Now, I wrote a piece for Waeguk when I had had a few beers one night last month about how important I thought comments systems on blogs really are, but never posted it, because it was more laced with invective than usual, even for me. I believe I went as far as to say make references to cowardly lions. And identical cheese hostesses. (I told you I’d had a few beers at that point…) Later it was gently pointed out to me in a discussion thread in the comments system at BurningBird that some people prefer not to engage in the two-way, not to open themselves up to criticism and so on, and this is just fine with me. Reading that, I was actually glad I’d never posted the aforementioned drunken screed. Each to their own, I say, gosh darn it, but I still think keeping the communication flow one-way cripples the power of the medium.
The non-sequiteurs collide here : I’ve been thinking about this quite a bit…I feel what may be happening is like a metastasizing of the Metafilter concept (‘a community blog’) into an overlapping network of distributed micro-metafilters, organically growing, based around virtual peer groups like the ones that I belong to (out along various axes like BurningBird and KeepTrying and Metafilter and 1142 so on and so on and on – different axes, different circles, for different people, variously overlapping). If Metafilter is a community blog focussed on a single site, then the distributed micro-metafilter (Meta-MetaFilter?) equivalent of the ‘front page posts’ are the things that each of us write on our own blogs, and for me the real gold, the real community, the discussion and exchange and ferment and chaos comes from the rolling, cross-blog, intricately-threaded discussions that flare up and die down in the various comments systems we’ve implemented.
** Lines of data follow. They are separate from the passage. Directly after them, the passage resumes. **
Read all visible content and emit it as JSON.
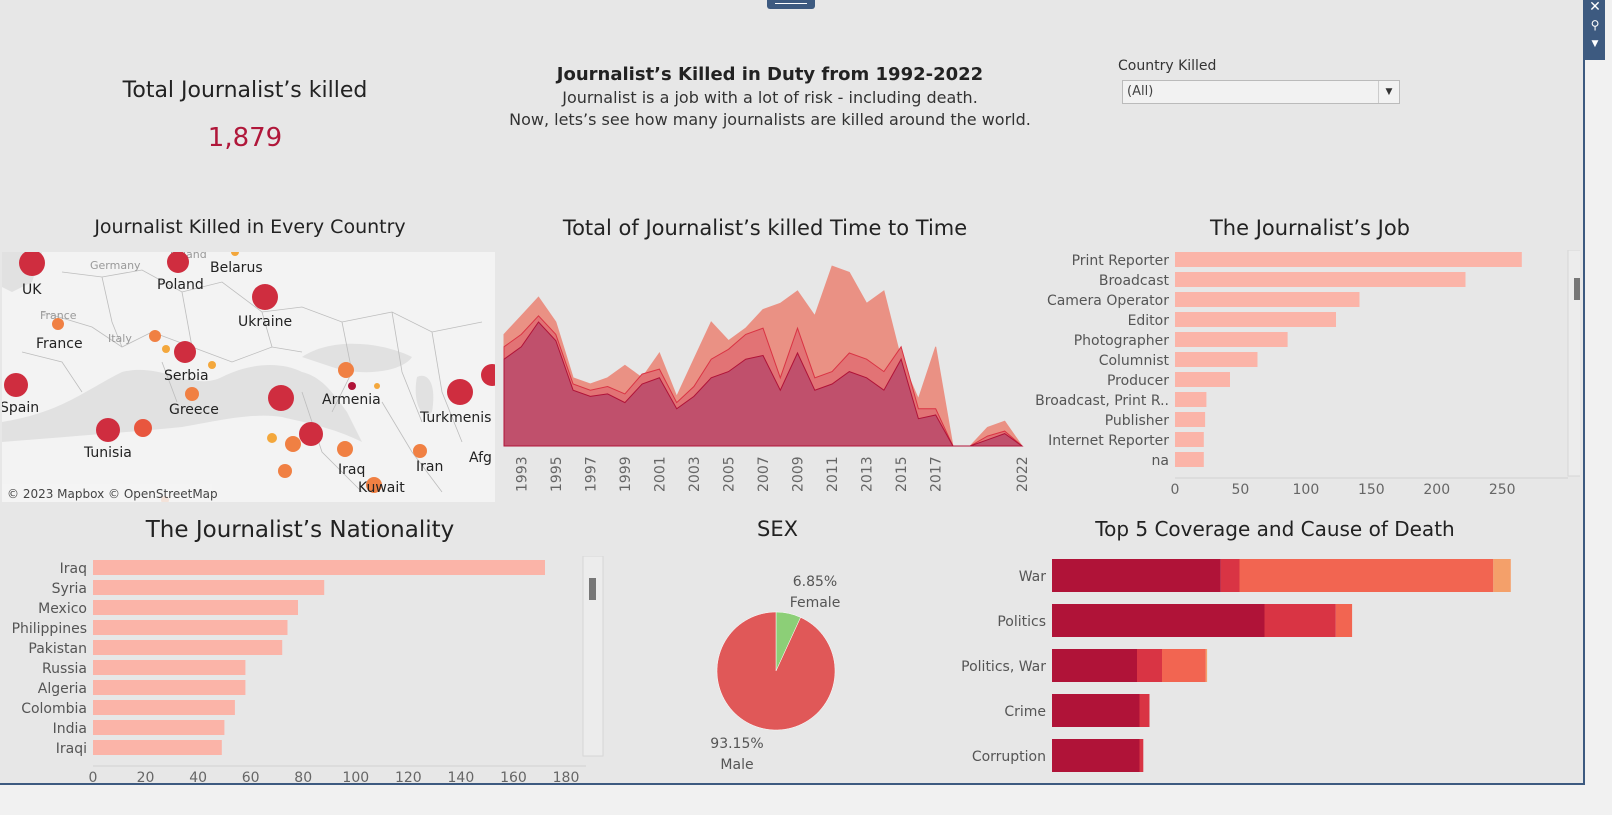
{
  "kpi": {
    "title": "Total Journalist’s killed",
    "value": "1,879"
  },
  "header": {
    "title": "Journalist’s Killed in Duty from 1992-2022",
    "line1": "Journalist is a job with a lot of risk - including death.",
    "line2": "Now, lets’s see how many journalists are killed around the world."
  },
  "filter": {
    "label": "Country Killed",
    "value": "(All)"
  },
  "colors": {
    "bar_light": "#fbb4a8",
    "dark_red": "#b01338",
    "red": "#d93444",
    "orange": "#f26551",
    "female": "#8ccf77",
    "male": "#e05858",
    "kpi": "#b0173a"
  },
  "map": {
    "title": "Journalist Killed in Every Country",
    "attribution": "© 2023 Mapbox © OpenStreetMap",
    "labels": [
      "UK",
      "Poland",
      "Belarus",
      "Ukraine",
      "France",
      "Serbia",
      "Spain",
      "Greece",
      "Armenia",
      "Turkmenis",
      "Tunisia",
      "Iraq",
      "Iran",
      "Afg",
      "Kuwait"
    ],
    "faint_labels": [
      "Germany",
      "Italy",
      "France",
      "Poland"
    ]
  },
  "chart_data": [
    {
      "type": "area",
      "title": "Total of Journalist’s killed Time to Time",
      "x": [
        1992,
        1993,
        1994,
        1995,
        1996,
        1997,
        1998,
        1999,
        2000,
        2001,
        2002,
        2003,
        2004,
        2005,
        2006,
        2007,
        2008,
        2009,
        2010,
        2011,
        2012,
        2013,
        2014,
        2015,
        2016,
        2017,
        2018,
        2019,
        2020,
        2021,
        2022
      ],
      "tick_labels": [
        "1993",
        "1995",
        "1997",
        "1999",
        "2001",
        "2003",
        "2005",
        "2007",
        "2009",
        "2011",
        "2013",
        "2015",
        "2017",
        "2022"
      ],
      "series": [
        {
          "values": [
            70,
            80,
            100,
            85,
            45,
            40,
            42,
            35,
            50,
            55,
            30,
            40,
            55,
            60,
            70,
            73,
            45,
            75,
            45,
            50,
            60,
            55,
            45,
            70,
            22,
            25,
            0,
            0,
            5,
            10,
            0
          ]
        },
        {
          "values": [
            80,
            90,
            105,
            90,
            50,
            45,
            48,
            42,
            58,
            62,
            35,
            48,
            70,
            78,
            90,
            95,
            55,
            95,
            55,
            60,
            75,
            70,
            60,
            80,
            30,
            30,
            0,
            0,
            8,
            12,
            0
          ]
        },
        {
          "values": [
            90,
            105,
            120,
            100,
            55,
            50,
            55,
            65,
            55,
            75,
            40,
            70,
            100,
            85,
            95,
            110,
            115,
            125,
            105,
            145,
            140,
            115,
            125,
            70,
            38,
            80,
            0,
            0,
            15,
            20,
            0
          ]
        }
      ]
    },
    {
      "type": "bar",
      "title": "The Journalist’s Job",
      "categories": [
        "Print Reporter",
        "Broadcast",
        "Camera Operator",
        "Editor",
        "Photographer",
        "Columnist",
        "Producer",
        "Broadcast, Print R..",
        "Publisher",
        "Internet Reporter",
        "na"
      ],
      "values": [
        265,
        222,
        141,
        123,
        86,
        63,
        42,
        24,
        23,
        22,
        22
      ],
      "xticks": [
        0,
        50,
        100,
        150,
        200,
        250
      ],
      "xlim": [
        0,
        285
      ]
    },
    {
      "type": "bar",
      "title": "The Journalist’s Nationality",
      "categories": [
        "Iraq",
        "Syria",
        "Mexico",
        "Philippines",
        "Pakistan",
        "Russia",
        "Algeria",
        "Colombia",
        "India",
        "Iraqi"
      ],
      "values": [
        172,
        88,
        78,
        74,
        72,
        58,
        58,
        54,
        50,
        49
      ],
      "xticks": [
        0,
        20,
        40,
        60,
        80,
        100,
        120,
        140,
        160,
        180
      ],
      "xlim": [
        0,
        180
      ]
    },
    {
      "type": "pie",
      "title": "SEX",
      "slices": [
        {
          "label": "Female",
          "pct_label": "6.85%",
          "value": 6.85
        },
        {
          "label": "Male",
          "pct_label": "93.15%",
          "value": 93.15
        }
      ]
    },
    {
      "type": "bar",
      "title": "Top 5 Coverage and Cause of Death",
      "categories": [
        "War",
        "Politics",
        "Politics, War",
        "Crime",
        "Corruption"
      ],
      "segments": [
        [
          135,
          15,
          203,
          14
        ],
        [
          170,
          57,
          13,
          0
        ],
        [
          68,
          20,
          35,
          1
        ],
        [
          70,
          8,
          0,
          0
        ],
        [
          70,
          3,
          0,
          0
        ]
      ],
      "xlim": [
        0,
        400
      ]
    }
  ]
}
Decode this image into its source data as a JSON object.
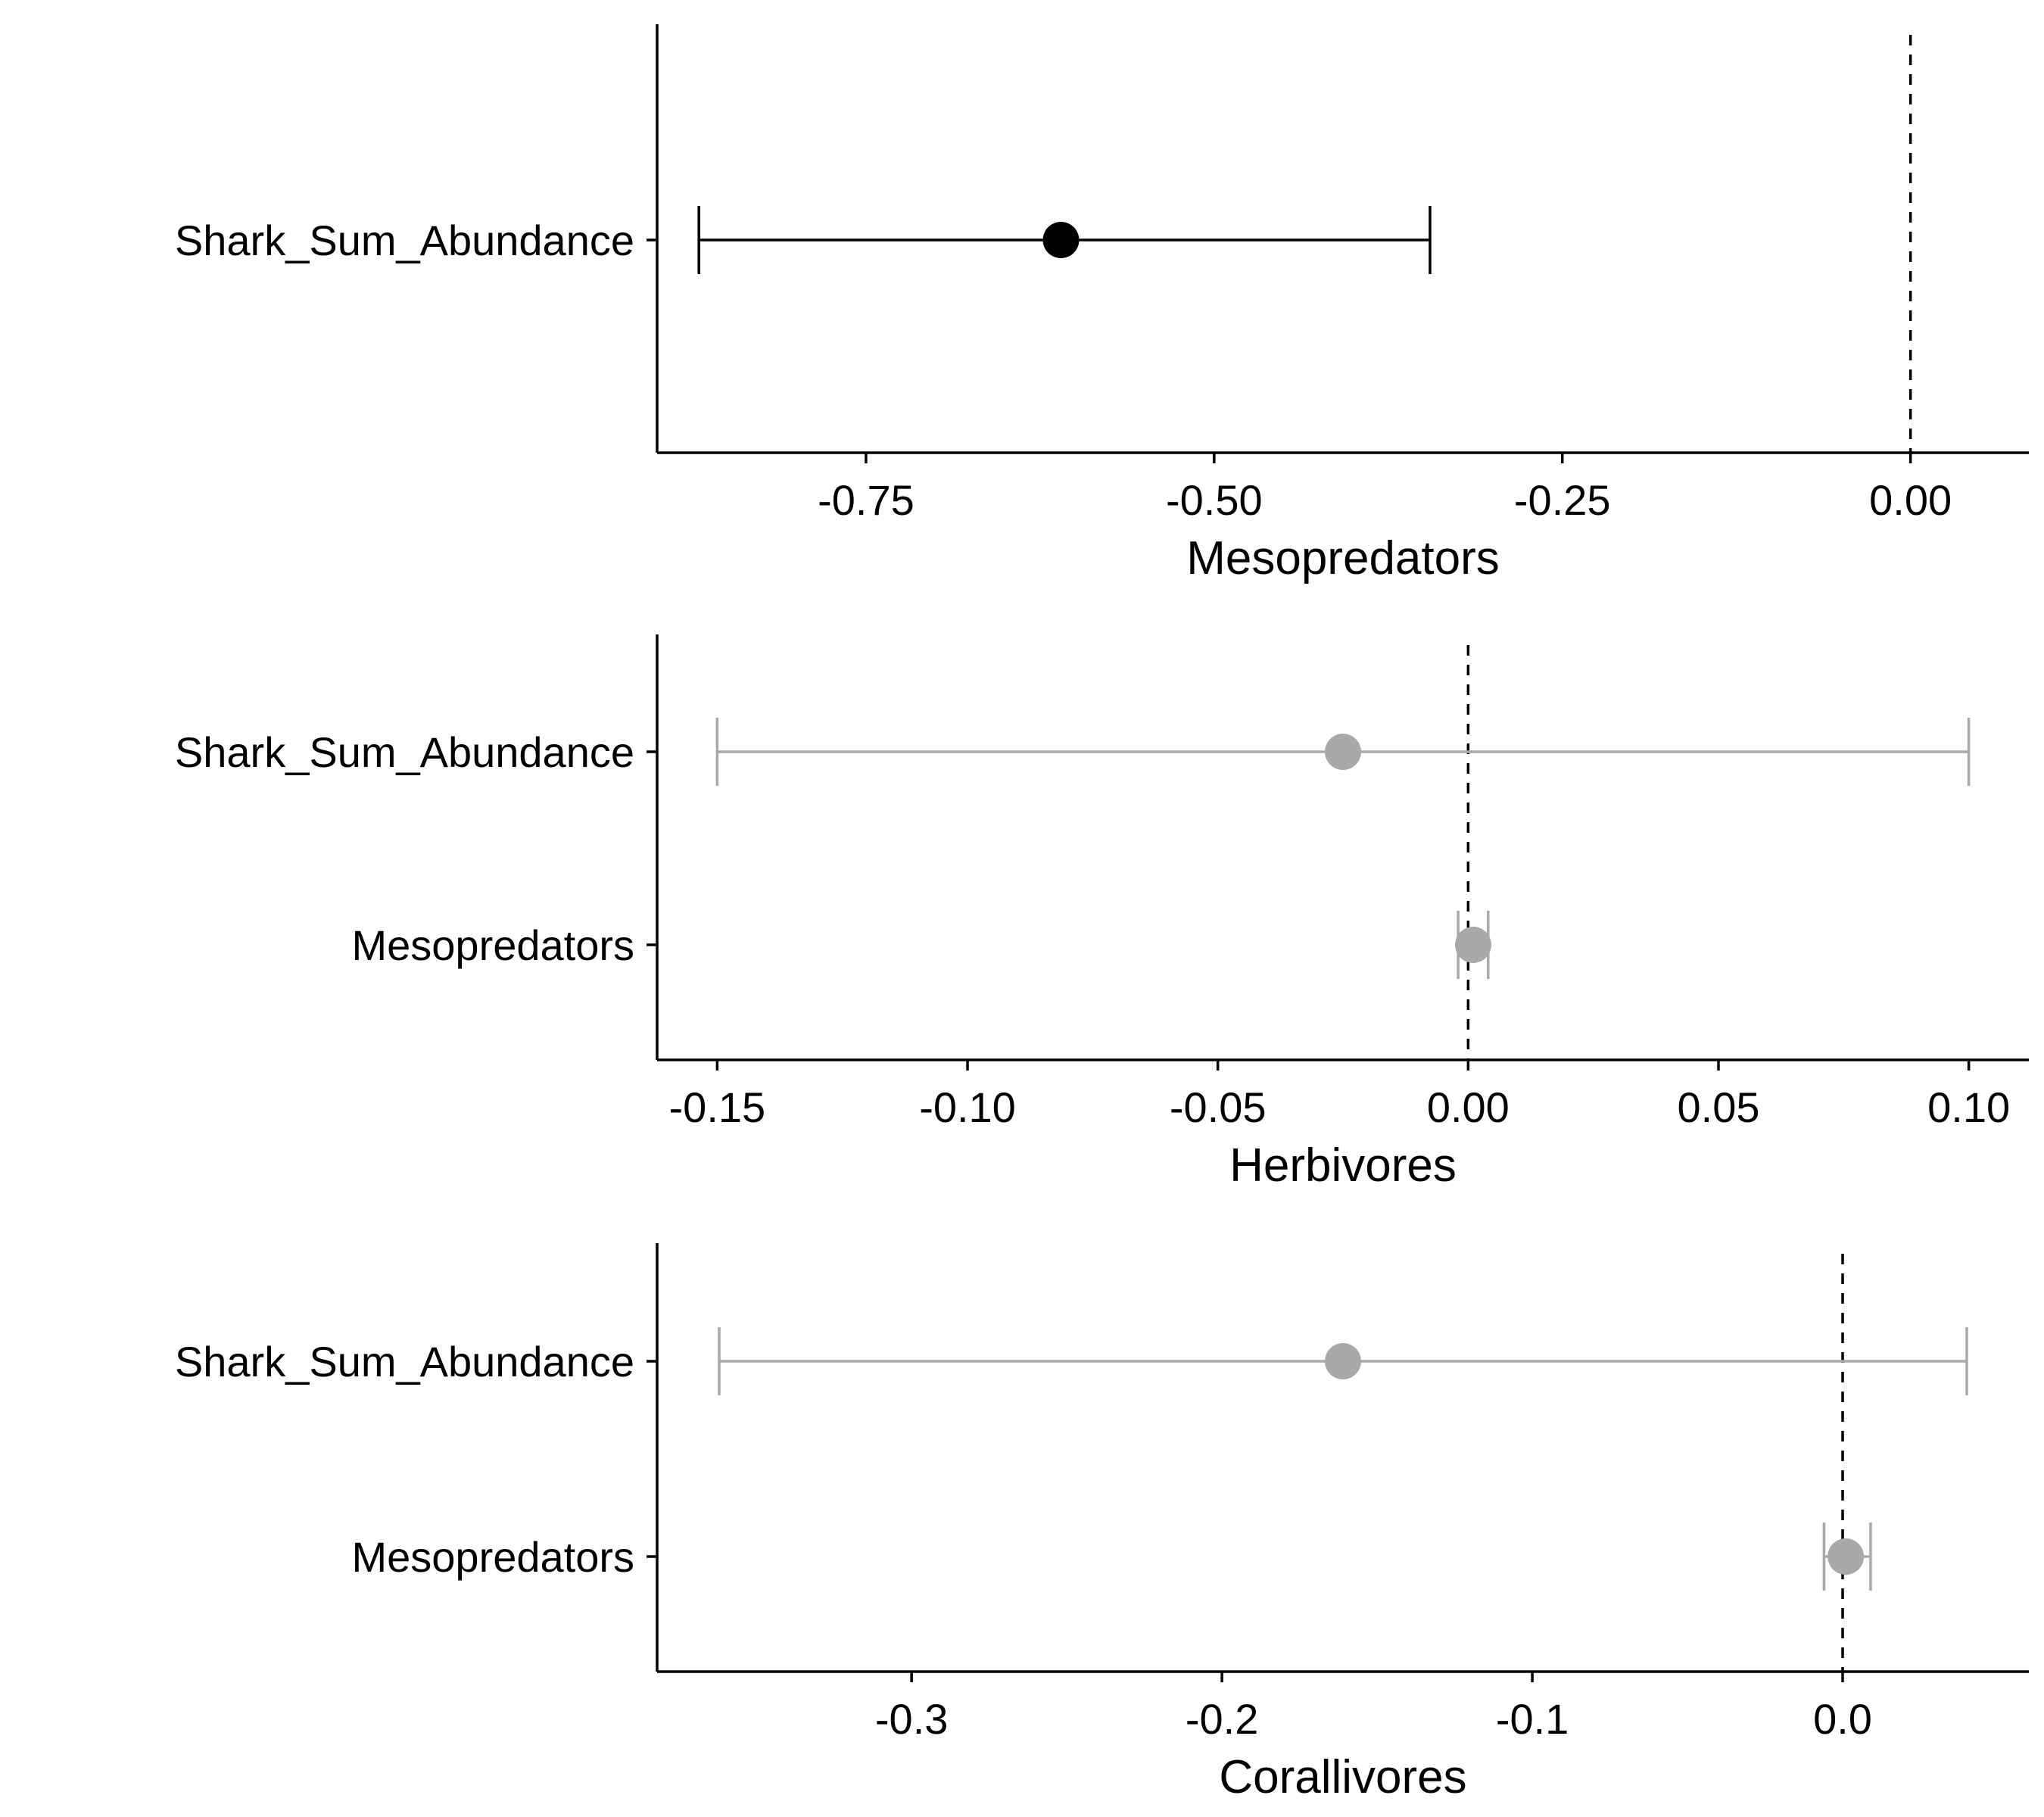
{
  "chart_data": [
    {
      "type": "forest",
      "xlabel": "Mesopredators",
      "xlim": [
        -0.9,
        0.085
      ],
      "xticks": [
        -0.75,
        -0.5,
        -0.25,
        0.0
      ],
      "xtick_labels": [
        "-0.75",
        "-0.50",
        "-0.25",
        "0.00"
      ],
      "reference_line": 0,
      "rows": [
        {
          "label": "Shark_Sum_Abundance",
          "estimate": -0.61,
          "lower": -0.87,
          "upper": -0.345,
          "significant": true
        }
      ]
    },
    {
      "type": "forest",
      "xlabel": "Herbivores",
      "xlim": [
        -0.162,
        0.112
      ],
      "xticks": [
        -0.15,
        -0.1,
        -0.05,
        0.0,
        0.05,
        0.1
      ],
      "xtick_labels": [
        "-0.15",
        "-0.10",
        "-0.05",
        "0.00",
        "0.05",
        "0.10"
      ],
      "reference_line": 0,
      "rows": [
        {
          "label": "Shark_Sum_Abundance",
          "estimate": -0.025,
          "lower": -0.15,
          "upper": 0.1,
          "significant": false
        },
        {
          "label": "Mesopredators",
          "estimate": 0.001,
          "lower": -0.002,
          "upper": 0.004,
          "significant": false
        }
      ]
    },
    {
      "type": "forest",
      "xlabel": "Corallivores",
      "xlim": [
        -0.382,
        0.06
      ],
      "xticks": [
        -0.3,
        -0.2,
        -0.1,
        0.0
      ],
      "xtick_labels": [
        "-0.3",
        "-0.2",
        "-0.1",
        "0.0"
      ],
      "reference_line": 0,
      "rows": [
        {
          "label": "Shark_Sum_Abundance",
          "estimate": -0.161,
          "lower": -0.362,
          "upper": 0.04,
          "significant": false
        },
        {
          "label": "Mesopredators",
          "estimate": 0.001,
          "lower": -0.006,
          "upper": 0.009,
          "significant": false
        }
      ]
    }
  ],
  "colors": {
    "significant": "#000000",
    "non_significant": "#a9a9a9",
    "axis": "#000000"
  }
}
These thoughts and colloquies are then reflected in our blog posts, and the process becomes auto-catalytic, feeding itself, and growing with each iteration!
And I think it’s happening everywhere, throughout blogspace, in pockets where people have come together for whatever reason and banded into blogtribes, centred around interests or styles or strong personalities or whatever, and where some critical mass of them have enabled comments systems and are using them to talk….it’s endlessly fascinating to me.
Or am I just talking crap again? I have a tendency to do that.